Credit: Yang H. Ku/C&EN/Shutterstock
Source: bioRxiv 2024, DOI: 10.1101/2024.05.31.596913.

Advancing that ligation reaction at the same time as the Edman-related chemistry that removes each amino acid is a tricky proposition. “We are in a DNA and protein world at the same time,” says Encodia’s chief technical officer, Nigel Beard. “We’re trying to write a DNA barcode and aggressively chomp down the backbone of a peptide.”

Other groups have developed and described ways to accomplish these competing chemical goals. In a recent preprint, researchers in H. Tom Soh’s laboratory at Stanford University reported on a method for reverse translation of protein into DNA sequences. It relies on a DNA-friendly Edman degradation scheme that allows researchers to encode terminal amino acid identity in a DNA barcode (bioRxiv 2024, DOI: 10.1101/2024.05.31.596913).

Encodia has published no research on its own approach. But if its technology works, the payoff will be the ease of amplifying and reading out the resulting DNA molecule—which would make Encodia’s technology easy to adopt in the thousands of labs that already routinely sequence DNA.

“We can utilize the last 20 years that [the industry has] spent building this whole next-generation sequencing workflow,” Beard says. “We’re not building a reader.” Instead, he compares the company’s hypothetical future product to the sample-​preparation kits sold by 10x Genomics. 10x has become one of the biggest companies in sequencing not by selling hardware but by finding a way to turn single-cell information into DNA barcodes. Encoding protein information into DNA was also key to the business model of Olink Proteomics, an affinity-based proteomics company that Thermo Fisher Scientific recently purchased for billions.

Finding customers

In a 2021 report on the industry, investment analyst Souda described next-generation proteomics as a $75 billion market opportunity, split between research and diagnostics. Proteomics companies will succeed, he says today, if they can make their technologies accessible, easy to use, and reproducible—and scalable to a huge number of proteins.

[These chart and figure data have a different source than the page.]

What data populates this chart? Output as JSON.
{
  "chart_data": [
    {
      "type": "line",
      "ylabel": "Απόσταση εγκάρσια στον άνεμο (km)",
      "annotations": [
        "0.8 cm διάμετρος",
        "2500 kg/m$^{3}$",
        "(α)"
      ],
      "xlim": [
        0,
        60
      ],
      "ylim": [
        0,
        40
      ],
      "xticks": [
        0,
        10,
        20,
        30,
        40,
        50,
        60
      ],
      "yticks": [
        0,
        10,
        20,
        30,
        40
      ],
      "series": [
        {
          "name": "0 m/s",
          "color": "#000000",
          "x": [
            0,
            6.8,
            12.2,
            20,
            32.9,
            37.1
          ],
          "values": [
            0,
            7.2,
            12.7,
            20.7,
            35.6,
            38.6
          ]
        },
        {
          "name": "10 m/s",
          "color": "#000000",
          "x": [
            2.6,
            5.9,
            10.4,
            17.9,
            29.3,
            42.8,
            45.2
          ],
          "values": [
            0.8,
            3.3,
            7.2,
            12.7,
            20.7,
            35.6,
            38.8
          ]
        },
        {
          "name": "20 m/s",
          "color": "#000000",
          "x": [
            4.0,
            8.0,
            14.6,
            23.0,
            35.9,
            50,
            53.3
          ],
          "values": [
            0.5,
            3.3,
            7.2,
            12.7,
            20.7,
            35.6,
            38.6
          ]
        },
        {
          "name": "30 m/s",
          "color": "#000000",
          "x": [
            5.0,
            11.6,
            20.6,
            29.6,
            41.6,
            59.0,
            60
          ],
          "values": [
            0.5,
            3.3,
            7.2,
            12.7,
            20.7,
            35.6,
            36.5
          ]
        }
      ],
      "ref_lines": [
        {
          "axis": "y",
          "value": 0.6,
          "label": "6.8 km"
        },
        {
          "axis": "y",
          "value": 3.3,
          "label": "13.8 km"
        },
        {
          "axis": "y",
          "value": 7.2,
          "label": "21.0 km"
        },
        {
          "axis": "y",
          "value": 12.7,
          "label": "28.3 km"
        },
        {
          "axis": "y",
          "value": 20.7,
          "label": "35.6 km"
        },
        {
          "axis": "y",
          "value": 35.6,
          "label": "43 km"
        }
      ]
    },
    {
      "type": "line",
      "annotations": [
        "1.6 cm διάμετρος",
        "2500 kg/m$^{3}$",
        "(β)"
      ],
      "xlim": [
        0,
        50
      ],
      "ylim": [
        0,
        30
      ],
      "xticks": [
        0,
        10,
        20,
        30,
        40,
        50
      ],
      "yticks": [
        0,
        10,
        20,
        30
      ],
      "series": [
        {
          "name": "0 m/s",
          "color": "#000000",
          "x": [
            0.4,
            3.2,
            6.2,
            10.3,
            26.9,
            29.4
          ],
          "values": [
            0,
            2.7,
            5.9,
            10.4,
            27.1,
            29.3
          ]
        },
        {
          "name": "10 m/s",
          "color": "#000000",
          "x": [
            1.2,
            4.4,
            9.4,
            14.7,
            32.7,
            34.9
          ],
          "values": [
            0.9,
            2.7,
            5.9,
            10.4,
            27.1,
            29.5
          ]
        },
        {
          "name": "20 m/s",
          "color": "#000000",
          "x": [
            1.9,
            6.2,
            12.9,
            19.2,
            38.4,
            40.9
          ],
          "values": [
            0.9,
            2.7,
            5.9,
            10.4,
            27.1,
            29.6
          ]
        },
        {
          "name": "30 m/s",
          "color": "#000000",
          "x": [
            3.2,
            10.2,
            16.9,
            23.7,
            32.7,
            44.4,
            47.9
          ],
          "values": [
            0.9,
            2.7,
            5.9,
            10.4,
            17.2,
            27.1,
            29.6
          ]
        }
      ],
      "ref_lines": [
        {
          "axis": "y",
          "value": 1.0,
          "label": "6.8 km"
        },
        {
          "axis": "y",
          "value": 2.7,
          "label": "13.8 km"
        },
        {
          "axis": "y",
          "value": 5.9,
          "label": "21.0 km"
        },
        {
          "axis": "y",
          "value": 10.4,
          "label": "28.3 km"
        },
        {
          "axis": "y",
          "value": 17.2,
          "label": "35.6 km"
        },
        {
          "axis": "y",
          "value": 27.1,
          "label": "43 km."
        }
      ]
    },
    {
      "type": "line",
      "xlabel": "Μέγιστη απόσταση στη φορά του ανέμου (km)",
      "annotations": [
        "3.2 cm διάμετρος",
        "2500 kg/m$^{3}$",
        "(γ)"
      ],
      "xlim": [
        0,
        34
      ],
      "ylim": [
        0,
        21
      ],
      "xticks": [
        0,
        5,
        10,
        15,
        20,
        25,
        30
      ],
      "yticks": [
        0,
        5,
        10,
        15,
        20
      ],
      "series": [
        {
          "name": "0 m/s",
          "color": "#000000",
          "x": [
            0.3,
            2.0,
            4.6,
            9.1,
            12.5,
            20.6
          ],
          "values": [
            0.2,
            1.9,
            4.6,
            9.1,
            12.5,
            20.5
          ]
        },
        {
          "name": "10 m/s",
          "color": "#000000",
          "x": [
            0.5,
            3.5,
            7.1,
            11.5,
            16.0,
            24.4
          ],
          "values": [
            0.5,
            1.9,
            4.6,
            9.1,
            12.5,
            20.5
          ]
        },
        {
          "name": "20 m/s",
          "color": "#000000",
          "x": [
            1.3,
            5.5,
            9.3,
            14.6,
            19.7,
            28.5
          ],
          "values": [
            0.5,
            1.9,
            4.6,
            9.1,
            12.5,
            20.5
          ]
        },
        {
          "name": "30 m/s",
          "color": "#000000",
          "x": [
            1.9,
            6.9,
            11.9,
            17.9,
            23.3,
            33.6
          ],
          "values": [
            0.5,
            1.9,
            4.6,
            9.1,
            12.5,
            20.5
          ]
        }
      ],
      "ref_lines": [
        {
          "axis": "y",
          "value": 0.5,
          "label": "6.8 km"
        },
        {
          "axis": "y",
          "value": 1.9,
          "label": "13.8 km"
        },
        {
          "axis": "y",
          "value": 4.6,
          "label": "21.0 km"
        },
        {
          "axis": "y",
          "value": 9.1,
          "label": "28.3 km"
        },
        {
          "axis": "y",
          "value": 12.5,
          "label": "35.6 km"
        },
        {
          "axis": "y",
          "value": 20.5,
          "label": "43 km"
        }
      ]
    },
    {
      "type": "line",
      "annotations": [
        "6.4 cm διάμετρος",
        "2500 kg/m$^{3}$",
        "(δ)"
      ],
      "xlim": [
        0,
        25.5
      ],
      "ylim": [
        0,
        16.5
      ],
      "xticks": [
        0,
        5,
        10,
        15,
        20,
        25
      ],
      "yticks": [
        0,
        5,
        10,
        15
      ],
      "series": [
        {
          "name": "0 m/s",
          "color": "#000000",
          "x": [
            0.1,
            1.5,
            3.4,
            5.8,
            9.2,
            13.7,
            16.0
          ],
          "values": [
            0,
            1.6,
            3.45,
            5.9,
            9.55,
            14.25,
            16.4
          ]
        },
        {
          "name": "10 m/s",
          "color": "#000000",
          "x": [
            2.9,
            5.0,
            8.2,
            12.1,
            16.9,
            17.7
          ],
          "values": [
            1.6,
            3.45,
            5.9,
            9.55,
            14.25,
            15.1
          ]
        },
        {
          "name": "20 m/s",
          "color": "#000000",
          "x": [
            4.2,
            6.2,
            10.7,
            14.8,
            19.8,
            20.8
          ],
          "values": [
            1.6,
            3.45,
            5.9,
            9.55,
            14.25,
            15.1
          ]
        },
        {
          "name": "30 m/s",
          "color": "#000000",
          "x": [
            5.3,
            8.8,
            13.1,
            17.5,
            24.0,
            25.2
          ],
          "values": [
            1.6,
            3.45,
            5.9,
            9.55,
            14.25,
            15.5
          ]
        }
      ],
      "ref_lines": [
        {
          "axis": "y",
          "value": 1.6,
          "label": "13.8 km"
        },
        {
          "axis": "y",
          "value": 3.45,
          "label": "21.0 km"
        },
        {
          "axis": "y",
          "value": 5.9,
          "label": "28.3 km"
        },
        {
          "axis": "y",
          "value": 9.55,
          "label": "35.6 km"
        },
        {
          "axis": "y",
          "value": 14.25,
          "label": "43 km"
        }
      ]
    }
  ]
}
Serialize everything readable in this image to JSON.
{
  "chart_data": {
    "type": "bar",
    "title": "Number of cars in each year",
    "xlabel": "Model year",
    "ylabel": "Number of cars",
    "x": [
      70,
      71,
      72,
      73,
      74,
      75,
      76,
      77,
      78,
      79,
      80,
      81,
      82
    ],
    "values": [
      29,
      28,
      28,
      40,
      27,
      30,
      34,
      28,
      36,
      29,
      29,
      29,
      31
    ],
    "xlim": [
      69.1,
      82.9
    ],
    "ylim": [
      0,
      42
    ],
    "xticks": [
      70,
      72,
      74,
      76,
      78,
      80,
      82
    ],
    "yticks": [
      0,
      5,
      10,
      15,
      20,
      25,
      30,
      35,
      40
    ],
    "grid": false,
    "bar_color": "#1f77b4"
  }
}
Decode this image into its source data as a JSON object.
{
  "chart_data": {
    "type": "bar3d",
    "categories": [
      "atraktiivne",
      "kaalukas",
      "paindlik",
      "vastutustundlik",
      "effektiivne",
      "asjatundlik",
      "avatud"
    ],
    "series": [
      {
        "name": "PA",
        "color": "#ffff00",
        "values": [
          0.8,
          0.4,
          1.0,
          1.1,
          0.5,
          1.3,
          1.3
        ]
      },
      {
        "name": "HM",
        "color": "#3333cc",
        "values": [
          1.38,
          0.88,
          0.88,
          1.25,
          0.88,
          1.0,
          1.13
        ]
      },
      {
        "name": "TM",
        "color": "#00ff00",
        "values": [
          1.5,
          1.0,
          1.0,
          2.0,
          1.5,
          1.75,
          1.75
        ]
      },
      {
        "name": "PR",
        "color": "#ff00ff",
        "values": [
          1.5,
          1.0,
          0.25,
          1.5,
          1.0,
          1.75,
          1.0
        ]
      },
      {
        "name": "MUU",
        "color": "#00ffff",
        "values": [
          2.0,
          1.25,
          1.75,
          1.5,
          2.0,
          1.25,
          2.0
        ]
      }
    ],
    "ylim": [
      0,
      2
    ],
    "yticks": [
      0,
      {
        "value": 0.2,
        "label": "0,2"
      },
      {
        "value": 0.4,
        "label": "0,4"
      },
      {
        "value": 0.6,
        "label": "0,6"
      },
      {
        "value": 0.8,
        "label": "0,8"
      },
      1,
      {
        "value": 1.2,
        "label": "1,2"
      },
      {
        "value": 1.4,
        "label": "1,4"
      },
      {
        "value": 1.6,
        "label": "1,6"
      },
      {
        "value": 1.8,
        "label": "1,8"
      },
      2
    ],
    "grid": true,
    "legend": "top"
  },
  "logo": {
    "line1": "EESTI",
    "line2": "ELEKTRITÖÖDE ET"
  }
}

We refer to our approach as the peptide Wheel of Fortune. As long as you know the alphabet, the dictionary, and the category, the positional information of a few letters is enough to solve the puzzle.
Talli Somekh, cofounder, Erisyon

“Everyone is looking for the dreaded killer app,” says Erisyon’s Somekh, adding that it is often a prospective investor’s first question. He and colleagues often search for analytical needs that current technologies don’t meet.

To meet such needs, Erisyon is prioritizing development of applications that involve finding and quantitating proteins at low concentrations in a sample, he says. Other founders envision their technologies differentiating between modified protein isoforms or fitting into multiomics studies run by biobanks, providing proteomes for hundreds of thousands of individuals to match the transcriptomes and genomes those initiatives also measure.

Whether there is room for all of these approaches to coexist in a diverse protein sequencing marketplace, or if one or more of them will nose ahead, is yet to be determined.

People in the field seem to agree that protein sequencing is posed for its big moment. But, says Zvi Kelman, whose laboratory group at the National Institute of Standards and Technology works in the field, “The question is who will win the day—and I don’t think we know yet.”